When he died, his family was by his side. In a sense, the community was there, too. He fell ill a few days before his death. Two days later, he received a Post Middle School yearbook with get-well messages.
“Get better Mr. Post,” one student wrote. “We are taking care of your school.”
Richard Linn Post grew up in the Great Depression with a love for reading that would last a lifetime. Wherever he lived, books were everywhere.
As a child, he and his father, a railroad worker, would walk from their 21st Street home to the Everett library every couple of weeks where they’d each choose 10 books and then share them. Asked how many of the library books he figured he’d read, his answer was simple: “All of them!” By the time he was 11, he was working in the fields each summer to buy his school clothes.
In 1942, two days shy of his 18th birthday, Post gave the valedictorian speech for mid-year graduates at Everett High School. It was war time and he was ready to serve his country.
Post’s congressman, Henry M. “Scoop” Jackson, awarded him an appointment to the U.S. Naval Academy, but Post failed an eye exam.
Undaunted, he found another route into the military, memorizing and reciting an eye chart to get into the U.S. Army where, thanks to his math skills, he became an artillery instructor at the Aberdeen Proving Ground in Maryland.
After the war, he earned a degree in mathematics from the University of Washington and a teaching certificate the following year.
He was a teacher in Wapato, a vice principal in Aberdeen and principal in Port Orchard.
Along the way, he was known for his willingness to try to reach all students.
That’s how one former student remembers it. In a note to the family, she called Post a wise man.
“I should know as I spent second period in his office every school day,” she wrote. “He never lost patience with me and always encouraged me to do my best to rise above it all… Eventually I did… Mr. Post didn’t even flinch at Jack my rat who accompanied me to school!”
His three children and his colleagues said Post had the ability to help others help themselves.
“He was so genuine,” said former Arlington superintendent Linda Byrnes. “He never offered advice but if you asked, he had a gift for talking without telling you what to do.”
Byrnes once was Post’s neighbor and she remembers the times she’d knock on his door to soak in his wisdom when there were difficult decisions to make.
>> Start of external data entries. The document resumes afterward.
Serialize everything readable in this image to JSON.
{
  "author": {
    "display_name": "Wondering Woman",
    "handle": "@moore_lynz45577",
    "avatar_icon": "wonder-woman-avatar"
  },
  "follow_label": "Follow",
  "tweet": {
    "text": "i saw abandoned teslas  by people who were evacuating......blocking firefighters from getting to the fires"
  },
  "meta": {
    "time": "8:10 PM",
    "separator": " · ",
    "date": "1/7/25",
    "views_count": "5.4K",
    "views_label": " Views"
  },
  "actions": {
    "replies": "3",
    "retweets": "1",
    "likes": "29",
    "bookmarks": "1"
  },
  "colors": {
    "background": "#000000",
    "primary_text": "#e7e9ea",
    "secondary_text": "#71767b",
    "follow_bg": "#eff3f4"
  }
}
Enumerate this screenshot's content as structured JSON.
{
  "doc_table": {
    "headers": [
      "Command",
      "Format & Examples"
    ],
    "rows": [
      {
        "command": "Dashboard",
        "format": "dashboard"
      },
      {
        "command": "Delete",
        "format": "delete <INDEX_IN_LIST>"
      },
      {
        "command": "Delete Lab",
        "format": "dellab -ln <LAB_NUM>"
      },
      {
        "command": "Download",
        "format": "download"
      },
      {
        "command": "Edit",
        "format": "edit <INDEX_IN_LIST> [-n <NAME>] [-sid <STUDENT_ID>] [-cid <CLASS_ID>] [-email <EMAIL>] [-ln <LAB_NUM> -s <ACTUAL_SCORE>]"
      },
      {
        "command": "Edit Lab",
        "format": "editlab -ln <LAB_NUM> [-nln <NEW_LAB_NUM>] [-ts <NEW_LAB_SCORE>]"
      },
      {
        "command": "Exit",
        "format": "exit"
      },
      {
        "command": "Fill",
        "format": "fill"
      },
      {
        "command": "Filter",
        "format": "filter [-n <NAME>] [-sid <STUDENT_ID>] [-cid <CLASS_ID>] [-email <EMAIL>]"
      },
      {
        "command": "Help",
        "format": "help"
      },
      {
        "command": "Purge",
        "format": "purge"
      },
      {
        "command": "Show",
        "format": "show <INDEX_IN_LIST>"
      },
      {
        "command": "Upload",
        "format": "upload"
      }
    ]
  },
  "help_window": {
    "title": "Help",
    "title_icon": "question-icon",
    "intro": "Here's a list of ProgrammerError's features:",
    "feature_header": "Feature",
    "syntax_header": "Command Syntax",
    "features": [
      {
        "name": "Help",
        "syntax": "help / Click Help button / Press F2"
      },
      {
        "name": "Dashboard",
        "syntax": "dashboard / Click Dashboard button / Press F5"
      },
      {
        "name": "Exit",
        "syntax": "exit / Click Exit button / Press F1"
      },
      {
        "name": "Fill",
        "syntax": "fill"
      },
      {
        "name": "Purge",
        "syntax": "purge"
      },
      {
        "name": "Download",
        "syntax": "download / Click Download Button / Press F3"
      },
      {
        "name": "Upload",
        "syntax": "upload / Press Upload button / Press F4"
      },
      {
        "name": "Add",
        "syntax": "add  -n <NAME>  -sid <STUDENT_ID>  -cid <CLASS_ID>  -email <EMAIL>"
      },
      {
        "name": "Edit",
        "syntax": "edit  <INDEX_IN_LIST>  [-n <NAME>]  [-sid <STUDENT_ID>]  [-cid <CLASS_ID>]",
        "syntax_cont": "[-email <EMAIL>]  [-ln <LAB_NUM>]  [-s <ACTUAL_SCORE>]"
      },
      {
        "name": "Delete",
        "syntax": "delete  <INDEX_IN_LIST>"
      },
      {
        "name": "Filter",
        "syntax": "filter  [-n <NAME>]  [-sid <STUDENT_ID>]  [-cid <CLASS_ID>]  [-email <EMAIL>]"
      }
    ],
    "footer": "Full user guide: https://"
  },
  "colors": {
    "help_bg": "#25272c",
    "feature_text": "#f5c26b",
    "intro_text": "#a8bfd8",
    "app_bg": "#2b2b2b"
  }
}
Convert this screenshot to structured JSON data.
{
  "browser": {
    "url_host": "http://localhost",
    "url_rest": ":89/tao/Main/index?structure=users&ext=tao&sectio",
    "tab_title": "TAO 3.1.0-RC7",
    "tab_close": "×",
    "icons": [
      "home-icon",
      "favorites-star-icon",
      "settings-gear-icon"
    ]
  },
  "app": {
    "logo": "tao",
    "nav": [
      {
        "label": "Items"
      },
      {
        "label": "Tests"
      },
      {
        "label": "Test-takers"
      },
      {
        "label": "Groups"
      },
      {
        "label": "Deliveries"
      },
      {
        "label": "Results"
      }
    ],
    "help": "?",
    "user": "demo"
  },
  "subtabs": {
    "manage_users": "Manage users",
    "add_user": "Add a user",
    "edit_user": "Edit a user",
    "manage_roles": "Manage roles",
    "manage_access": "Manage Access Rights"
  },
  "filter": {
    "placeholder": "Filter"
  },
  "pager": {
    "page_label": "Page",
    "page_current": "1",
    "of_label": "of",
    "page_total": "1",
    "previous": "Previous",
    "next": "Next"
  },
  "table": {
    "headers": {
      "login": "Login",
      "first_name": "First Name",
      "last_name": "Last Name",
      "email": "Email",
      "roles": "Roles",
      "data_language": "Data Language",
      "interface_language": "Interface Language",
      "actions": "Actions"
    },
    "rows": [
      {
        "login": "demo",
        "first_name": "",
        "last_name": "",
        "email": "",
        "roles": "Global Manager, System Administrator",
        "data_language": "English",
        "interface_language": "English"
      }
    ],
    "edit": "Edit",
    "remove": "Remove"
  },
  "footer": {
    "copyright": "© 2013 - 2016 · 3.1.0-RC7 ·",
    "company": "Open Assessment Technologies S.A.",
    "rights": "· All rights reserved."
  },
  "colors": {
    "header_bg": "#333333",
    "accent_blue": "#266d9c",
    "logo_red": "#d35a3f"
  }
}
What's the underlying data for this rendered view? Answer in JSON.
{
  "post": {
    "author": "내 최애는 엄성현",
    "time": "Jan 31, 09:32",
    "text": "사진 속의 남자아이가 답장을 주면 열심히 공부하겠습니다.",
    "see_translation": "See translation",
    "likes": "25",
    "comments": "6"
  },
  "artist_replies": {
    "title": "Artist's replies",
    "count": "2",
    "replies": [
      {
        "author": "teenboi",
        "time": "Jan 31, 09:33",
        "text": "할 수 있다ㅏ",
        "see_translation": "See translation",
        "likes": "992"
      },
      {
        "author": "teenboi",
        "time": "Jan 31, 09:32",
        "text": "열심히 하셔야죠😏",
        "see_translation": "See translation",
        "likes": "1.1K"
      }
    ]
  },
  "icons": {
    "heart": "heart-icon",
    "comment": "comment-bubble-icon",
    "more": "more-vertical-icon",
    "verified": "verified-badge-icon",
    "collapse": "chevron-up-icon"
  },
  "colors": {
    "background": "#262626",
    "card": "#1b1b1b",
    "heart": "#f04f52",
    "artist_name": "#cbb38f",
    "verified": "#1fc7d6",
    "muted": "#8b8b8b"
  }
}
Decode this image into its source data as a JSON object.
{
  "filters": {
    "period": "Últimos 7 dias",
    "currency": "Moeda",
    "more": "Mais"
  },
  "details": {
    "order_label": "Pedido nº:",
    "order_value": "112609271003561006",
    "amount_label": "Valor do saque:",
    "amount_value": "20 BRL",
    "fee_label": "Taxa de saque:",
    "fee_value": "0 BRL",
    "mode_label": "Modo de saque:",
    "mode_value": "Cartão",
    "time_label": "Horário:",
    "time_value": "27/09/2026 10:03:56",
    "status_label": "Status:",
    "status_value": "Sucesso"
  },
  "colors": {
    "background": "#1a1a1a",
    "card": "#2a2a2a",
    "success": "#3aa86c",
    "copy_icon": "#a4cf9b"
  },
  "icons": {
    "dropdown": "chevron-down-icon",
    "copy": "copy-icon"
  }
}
“He was more help than I ever could imagine,” she said.
A few years ago, when the middle school principal and vice principal were away, Byrnes talked Post, long retired, him into coming back and leading the school for a week.
“He had a ball and made new group of fans among the kids,” she said.
Post was king of the one-liners and had an encyclopedic knowledge of world history. He once was named the state’s school superintendent of the year. He influenced many teachers and aspiring school administrators as an adjunct professor at Western Washington University. Even in his 90s, his social calendar was full.
His son, Tim Post, remembers his dad working long hours and sometimes facing agitated people and difficult situations.
“I never heard him say a bad word about anybody,” he said.
His other son, Rick Post, recalls his dad meeting with a student and his parents when he was a middle school administrator in Port Orchard. The boy was being assessed for special education. His father quickly determined he was just behind and needed a tutor. He helped him. Years later, the boy graduated from college.
Post was asked to apply for superintendent in other districts, but never did. He loved Arlington.
In 2002, Dorothy Post, his wife of 52 years, died. Rick Post tried to talk his dad into moving closer to his family in Bellevue.
His father and his many friends in Arlington would have none of it. His ties to the community were too strong to sever.
“It’s not going to happen they said,” Rick Post recalled. “I told them, ‘Then you have to look out for him.’ And, boy, did they.”
Post attended Rotary meetings in Arlington for 42 years, selling thousands of Duck Dash tickets to benefit local charities during that time.
A memorial service to honor Dick Post is set for 4 p.m. Nov. 6 at Post Middle School, 1220 E. 5th St., in Arlington.